CSNB can be classified into CSNB1 or CSNB2 based on ERG findings [2]. We diagnosed CSNB1 in our patient on the basis of failure of rod system function in the presence of essentially normal cone system reactions. In addition, we identified a novel hemizygous insertion mutation, c.1205_1206insT, p.(Glu404Argfs*89), in NYX, which is one of the causative genes of CSNB1.

It is generally believed that the clinical course in patients with CSNB1 does not change over time. However, to our knowledge, there are few reports in which a patient has been observed for longer than 10 years [9], so doubts remain as to whether CSNB1 can be defined as truly non-progressive. We followed up our patient for 38 years. Compared to other reports of CSNB1 cases, our study has the longest follow-up duration.
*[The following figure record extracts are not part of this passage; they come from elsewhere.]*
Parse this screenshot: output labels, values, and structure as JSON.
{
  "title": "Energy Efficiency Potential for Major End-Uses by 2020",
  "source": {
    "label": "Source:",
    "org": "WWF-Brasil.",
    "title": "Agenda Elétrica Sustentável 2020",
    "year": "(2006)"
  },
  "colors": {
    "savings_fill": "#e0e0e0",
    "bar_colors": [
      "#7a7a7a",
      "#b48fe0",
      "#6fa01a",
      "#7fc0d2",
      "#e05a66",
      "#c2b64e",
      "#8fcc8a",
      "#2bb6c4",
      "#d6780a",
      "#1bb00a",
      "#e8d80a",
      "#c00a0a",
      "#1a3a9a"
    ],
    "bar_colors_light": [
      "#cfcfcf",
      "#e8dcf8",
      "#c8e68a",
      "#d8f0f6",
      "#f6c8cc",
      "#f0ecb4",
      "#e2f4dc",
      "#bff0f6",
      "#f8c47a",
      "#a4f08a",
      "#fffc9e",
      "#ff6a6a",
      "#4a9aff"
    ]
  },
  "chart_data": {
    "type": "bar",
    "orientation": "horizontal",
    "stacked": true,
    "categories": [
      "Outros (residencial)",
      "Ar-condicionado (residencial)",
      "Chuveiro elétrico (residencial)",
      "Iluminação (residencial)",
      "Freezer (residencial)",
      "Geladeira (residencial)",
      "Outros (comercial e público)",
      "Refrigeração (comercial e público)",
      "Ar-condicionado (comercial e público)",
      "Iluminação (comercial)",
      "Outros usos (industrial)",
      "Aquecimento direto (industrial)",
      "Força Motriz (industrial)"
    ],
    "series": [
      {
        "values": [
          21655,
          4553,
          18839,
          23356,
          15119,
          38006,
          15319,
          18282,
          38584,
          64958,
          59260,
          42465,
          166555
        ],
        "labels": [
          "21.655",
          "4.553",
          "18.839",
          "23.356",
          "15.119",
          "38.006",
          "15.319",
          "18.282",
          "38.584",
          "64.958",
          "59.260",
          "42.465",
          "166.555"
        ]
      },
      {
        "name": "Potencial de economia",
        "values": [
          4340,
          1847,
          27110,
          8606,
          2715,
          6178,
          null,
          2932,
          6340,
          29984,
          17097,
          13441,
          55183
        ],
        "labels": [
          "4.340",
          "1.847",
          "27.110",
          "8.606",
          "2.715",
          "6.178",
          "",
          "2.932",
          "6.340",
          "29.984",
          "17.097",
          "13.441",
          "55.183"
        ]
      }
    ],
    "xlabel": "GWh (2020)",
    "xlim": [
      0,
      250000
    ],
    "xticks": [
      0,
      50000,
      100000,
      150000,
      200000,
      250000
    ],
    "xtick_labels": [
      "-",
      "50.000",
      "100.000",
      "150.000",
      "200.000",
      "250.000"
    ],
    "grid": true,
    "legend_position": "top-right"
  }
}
We frequently performed a mixed rod-cone ERG examination in this patient between the ages of 7 and 26 years, and again from the age of 34 years to the present; the examination during these 2 periods was performed under different conditions. No changes were seen in the amplitude or implicit time of either the a-wave or b-wave after analysing the waveform results. Weleber [10] reported that the amplitude of the b-wave in a mixed rod-cone ERG for normal subjects was affected by age, whereas the implicit times of the a-wave and b-wave and the amplitude of the a-wave were not affected. According to the data reported, the amplitude of the b-wave is preserved up to the 3rd decade of life and decreases from the 4th decade onwards. However, no change was observed in the amplitude of the b-wave on the mixed rod-cone ERG in our patient, even after the age of 40 years. Given that the “on” bipolar pathways fail completely in patients with CSNB1, the b-wave for the mixed rod-cone response mainly reflects the functions of cone “off” bipolar cells in these patients. Therefore, although the functions of rod and cone bipolar cells in normal individuals are thought to diminish with age, it is possible that the functions of the cone “off” bipolar cells in patients with CSNB1 are not affected by age. It is important to follow the course of these patients and measure their b-wave amplitudes continuously.

Abnormalities of the fundus other than myopic changes are generally not seen in patients with CSNB. Apart from myopic changes, our patient continues to have a normal fundus. BCVA was improved by correcting the existing refractive error with glasses, and hardly any changes occurred thereafter. However, there are a few reports of atypical cases of vision loss progressing alongside the appearance of retinal and optic disc atrophy in patients with CSNB2 caused by CACNAF1 mutations [11, 12].

In conclusion, we have followed up a patient with CSNB1 for 38 years and found no changes in the clinical course of the disease during this time. Accumulation of further clinical data by ongoing observation of this patient's progress in the future will not only provide useful information about the clinical course of the condition but also assist with predicting the prognosis in patients with CSNB1.

Statement of Ethics

This research was approved by the Institutional Review Board at Hamamatsu University School of Medicine and conformed to the tenets of the Declaration of Helsinki. Written informed consent to publish was obtained from the patient reported on here.

Disclosure Statement

The authors declare that they have no conflicts of interest related to this manuscript.